|
Getting your Trinity Audio player ready...
|
Dimanche, la Fifa a officialisé la levée de la suspension automatique de l’attaquant américain en s’appuyant sur l’article 27 de son Code disciplinaire. Une décision qui a immédiatement déclenché une tempête médiatique, d’autant qu’elle intervient après des informations faisant état d’un appel du président américain Donald Trump à Gianni Infantino afin de demander un réexamen du dossier. Si cette affaire est sans précédent à l’ère moderne, elle rappelle pourtant un épisode qui a marqué l’histoire de la Coupe du monde.
Retour en 1962, au Chili. Privé de Pelé, blessé dès le début de la compétition, le Brésil s’appuie sur un Garrincha étincelant pour poursuivre sa route vers un deuxième sacre mondial. En demi-finale contre le Chili, l’ailier inscrit un doublé avant de se retrouver au cœur d’une altercation avec un adversaire. Expulsé en fin de rencontre, il est théoriquement suspendu pour la finale face à la Tchécoslovaquie. Mais les heures qui suivent donnent lieu à d’intenses tractations en coulisses.
Selon plusieurs récits historiques, le Premier ministre brésilien Tancredo Neves intervient personnellement afin de soutenir la Fédération brésilienne auprès des dirigeants de la Fifa. Dans le même temps, l’incident impliquant Garrincha, pourtant signalé par l’arbitre assistant, disparaît du rapport officiel rédigé par l’arbitre péruvien de la rencontre. Le lendemain, la commission disciplinaire de la Fifa prend tout le monde à contre-pied.

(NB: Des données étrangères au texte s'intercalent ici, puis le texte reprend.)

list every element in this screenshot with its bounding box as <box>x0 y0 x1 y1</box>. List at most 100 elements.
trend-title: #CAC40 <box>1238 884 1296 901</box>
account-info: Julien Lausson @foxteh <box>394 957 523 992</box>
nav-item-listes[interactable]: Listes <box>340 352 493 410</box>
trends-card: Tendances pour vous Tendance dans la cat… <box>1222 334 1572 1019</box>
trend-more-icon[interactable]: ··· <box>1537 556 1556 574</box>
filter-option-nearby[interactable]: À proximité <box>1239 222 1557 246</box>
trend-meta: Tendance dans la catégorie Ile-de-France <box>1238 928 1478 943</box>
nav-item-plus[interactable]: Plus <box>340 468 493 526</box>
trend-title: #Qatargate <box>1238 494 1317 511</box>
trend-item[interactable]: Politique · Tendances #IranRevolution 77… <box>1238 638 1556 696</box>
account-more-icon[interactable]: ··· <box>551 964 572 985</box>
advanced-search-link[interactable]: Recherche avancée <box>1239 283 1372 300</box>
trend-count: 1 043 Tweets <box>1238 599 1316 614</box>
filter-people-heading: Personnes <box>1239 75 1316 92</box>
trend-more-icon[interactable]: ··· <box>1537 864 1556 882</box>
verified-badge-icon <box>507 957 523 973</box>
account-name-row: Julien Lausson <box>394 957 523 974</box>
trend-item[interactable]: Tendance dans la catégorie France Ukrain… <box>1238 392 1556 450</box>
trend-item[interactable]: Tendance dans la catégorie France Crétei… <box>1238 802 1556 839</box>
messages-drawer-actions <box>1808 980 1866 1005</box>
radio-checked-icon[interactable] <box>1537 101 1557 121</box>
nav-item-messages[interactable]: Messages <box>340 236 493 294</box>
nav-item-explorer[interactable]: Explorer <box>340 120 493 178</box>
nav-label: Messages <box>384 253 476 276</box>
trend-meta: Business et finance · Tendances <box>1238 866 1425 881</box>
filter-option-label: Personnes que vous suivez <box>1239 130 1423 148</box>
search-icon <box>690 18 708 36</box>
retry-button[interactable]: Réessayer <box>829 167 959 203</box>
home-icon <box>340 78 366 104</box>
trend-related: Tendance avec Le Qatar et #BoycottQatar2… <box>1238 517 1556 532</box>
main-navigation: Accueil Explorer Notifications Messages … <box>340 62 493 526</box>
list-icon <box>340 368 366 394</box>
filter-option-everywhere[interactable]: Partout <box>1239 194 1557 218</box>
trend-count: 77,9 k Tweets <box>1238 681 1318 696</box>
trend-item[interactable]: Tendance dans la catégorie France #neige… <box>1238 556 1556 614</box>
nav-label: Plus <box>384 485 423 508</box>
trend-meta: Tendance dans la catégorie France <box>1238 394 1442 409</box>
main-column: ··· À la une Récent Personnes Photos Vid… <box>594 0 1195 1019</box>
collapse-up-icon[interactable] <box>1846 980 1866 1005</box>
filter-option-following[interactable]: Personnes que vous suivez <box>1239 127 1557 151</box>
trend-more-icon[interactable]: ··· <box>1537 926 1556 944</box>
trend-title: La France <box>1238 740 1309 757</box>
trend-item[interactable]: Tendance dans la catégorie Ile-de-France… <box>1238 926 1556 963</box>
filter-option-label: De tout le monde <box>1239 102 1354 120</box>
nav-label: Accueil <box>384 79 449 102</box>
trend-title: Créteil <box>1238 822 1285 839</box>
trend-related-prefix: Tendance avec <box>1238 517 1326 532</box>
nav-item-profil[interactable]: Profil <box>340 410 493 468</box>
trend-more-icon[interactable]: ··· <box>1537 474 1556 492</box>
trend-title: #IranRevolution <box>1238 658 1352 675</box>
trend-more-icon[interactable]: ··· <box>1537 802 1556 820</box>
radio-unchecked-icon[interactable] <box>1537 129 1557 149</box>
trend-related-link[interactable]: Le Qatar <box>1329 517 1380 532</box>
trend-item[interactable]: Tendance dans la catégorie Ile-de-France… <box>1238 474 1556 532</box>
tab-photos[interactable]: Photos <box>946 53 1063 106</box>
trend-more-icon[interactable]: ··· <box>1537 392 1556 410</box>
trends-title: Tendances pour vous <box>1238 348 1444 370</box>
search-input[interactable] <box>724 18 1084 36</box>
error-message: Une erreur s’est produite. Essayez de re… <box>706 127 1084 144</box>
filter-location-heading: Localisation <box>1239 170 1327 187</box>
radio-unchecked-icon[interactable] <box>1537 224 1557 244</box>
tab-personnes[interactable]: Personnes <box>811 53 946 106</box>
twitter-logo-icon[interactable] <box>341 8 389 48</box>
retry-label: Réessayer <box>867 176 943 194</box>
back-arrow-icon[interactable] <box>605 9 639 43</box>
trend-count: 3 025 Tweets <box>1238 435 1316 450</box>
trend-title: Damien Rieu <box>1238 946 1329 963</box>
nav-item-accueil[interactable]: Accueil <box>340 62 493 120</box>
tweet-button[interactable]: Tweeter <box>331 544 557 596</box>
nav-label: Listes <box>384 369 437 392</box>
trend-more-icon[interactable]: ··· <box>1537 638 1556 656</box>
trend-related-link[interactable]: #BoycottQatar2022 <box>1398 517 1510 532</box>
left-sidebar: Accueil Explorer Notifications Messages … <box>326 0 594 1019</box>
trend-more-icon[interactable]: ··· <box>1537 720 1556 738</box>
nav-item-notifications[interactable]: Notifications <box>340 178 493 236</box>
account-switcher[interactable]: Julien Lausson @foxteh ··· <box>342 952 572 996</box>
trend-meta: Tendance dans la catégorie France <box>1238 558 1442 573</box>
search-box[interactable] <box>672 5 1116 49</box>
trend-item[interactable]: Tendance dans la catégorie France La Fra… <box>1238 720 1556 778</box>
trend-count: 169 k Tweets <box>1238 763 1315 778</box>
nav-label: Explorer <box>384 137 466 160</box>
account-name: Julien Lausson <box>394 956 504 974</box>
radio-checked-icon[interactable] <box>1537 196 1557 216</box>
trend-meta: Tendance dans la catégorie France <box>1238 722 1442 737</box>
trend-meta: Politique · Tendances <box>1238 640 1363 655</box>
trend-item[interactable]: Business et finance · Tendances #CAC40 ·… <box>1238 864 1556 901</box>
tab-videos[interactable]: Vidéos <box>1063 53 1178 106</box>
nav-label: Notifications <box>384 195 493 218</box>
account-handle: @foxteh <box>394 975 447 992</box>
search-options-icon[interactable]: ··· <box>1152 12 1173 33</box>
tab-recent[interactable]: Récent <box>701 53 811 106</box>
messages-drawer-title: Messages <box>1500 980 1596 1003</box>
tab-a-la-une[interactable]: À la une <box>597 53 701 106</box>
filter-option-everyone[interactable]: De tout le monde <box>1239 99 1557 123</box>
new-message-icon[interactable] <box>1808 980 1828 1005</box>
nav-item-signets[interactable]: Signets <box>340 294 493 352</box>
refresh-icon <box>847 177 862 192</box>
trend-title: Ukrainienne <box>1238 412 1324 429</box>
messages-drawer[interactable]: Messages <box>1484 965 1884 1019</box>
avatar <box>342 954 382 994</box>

Comme le rapporte le quotidien brésilien Estadão dans son édition du 15 juin 1962, Garrincha n’est finalement pas suspendu. « Garrincha a seulement reçu un avertissement de la Commission de la Fifa », écrit alors le journal, tandis que son adversaire chilien Landa écope, lui, d’un match de suspension et manque la rencontre pour la troisième place contre la Yougoslavie.
Le président de la Fifa de l’époque, Sir Stanley Rous, justifie cette décision en expliquant que le geste reproché au Brésilien était intervenu « lors d’un duel pour le ballon ». Une explication qui ne convainc pas tout le monde mais qui permet à la star brésilienne de tenir sa place en finale.
Quelques jours plus tard, le Brésil s’impose 3-1 face à la Tchécoslovaquie et décroche la deuxième Coupe du monde de son histoire. Garrincha, héros du tournoi, entre définitivement dans la légende. Plus de six décennies après cet épisode, le parallèle avec l’affaire Balogun saute aux yeux. Dans les deux cas, une expulsion semblait entraîner une suspension automatique. Dans les deux cas, la décision est finalement annulée au terme d’un processus qui soulève des interrogations. Et dans les deux cas, des soupçons de pressions politiques ou institutionnelles viennent alimenter la controverse.
La différence est qu’en 1962, l’affaire s’était jouée dans une relative opacité. En 2026, à l’heure des réseaux sociaux, de l’information en continu et de la transparence exigée par l’opinion publique, le « Balogun Gate » prend une dimension mondiale et remet une nouvelle fois en question l’indépendance de la Fifa face aux influences extérieures.